6. De rechtbank komt dan ook tot de conclusie dat eiser niet op tijd beroep heeft ingesteld en dat er geen geldige reden is voor het niet op tijd instellen. Het beroep is dan ook niet ontvankelijk.
7. Voor een proceskostenveroordeling bestaat geen aanleiding.

Beslissing

De rechtbank verklaart het beroep niet-ontvankelijk.
Deze uitspraak is gedaan door mr. J.J. Catsburg, rechter, in aanwezigheid van mr. S. Westerhof, griffier.

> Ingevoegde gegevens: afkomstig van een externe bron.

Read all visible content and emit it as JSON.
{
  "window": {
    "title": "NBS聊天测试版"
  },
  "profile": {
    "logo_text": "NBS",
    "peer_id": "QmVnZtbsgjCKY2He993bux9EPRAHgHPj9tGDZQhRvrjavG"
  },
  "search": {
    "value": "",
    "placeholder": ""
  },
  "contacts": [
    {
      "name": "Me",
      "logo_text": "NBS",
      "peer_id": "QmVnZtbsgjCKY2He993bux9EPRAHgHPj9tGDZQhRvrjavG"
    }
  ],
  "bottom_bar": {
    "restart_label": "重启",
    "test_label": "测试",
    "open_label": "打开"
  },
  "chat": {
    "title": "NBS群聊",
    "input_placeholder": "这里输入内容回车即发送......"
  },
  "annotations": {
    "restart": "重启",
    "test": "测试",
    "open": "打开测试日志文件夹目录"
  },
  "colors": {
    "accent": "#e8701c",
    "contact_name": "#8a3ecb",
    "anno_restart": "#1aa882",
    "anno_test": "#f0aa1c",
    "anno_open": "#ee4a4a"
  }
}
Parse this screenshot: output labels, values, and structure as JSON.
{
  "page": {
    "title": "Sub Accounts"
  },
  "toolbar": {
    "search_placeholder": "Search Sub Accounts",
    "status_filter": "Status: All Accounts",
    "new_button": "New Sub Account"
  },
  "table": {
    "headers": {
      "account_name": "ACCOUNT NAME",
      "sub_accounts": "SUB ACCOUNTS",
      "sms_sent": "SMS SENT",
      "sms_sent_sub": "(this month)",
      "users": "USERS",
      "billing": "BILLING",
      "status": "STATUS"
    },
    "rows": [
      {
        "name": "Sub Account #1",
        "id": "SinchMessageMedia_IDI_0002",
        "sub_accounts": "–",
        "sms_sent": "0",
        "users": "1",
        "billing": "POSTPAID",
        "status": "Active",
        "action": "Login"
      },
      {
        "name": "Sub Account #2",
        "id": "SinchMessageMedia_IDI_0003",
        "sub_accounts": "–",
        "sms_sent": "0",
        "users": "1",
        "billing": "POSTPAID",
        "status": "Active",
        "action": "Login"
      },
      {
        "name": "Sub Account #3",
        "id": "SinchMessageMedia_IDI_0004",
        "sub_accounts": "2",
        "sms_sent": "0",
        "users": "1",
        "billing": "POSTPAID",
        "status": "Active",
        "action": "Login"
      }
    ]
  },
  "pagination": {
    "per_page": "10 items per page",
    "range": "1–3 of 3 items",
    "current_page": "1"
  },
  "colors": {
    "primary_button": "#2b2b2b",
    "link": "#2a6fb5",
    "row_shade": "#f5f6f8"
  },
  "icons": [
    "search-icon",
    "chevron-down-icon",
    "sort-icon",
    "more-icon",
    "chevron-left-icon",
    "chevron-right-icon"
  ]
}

De uitspraak is uitgesproken en bekendgemaakt op:
05 maart 2021
en zal openbaar worden gemaakt door publicatie op rechtspraak.nl
Mr. J.J. Catsburg S. Westerhof
Rechter Griffier
Rechtbank Midden-Nederland Rechtbank Midden-Nederland
Documentcode: [documentcode]
Rechtsmiddel
Tegen deze uitspraak kan hoger beroep worden ingesteld bij de Afdeling
bestuursrechtspraak van de Raad van State binnen één week na de dag van bekendmaking.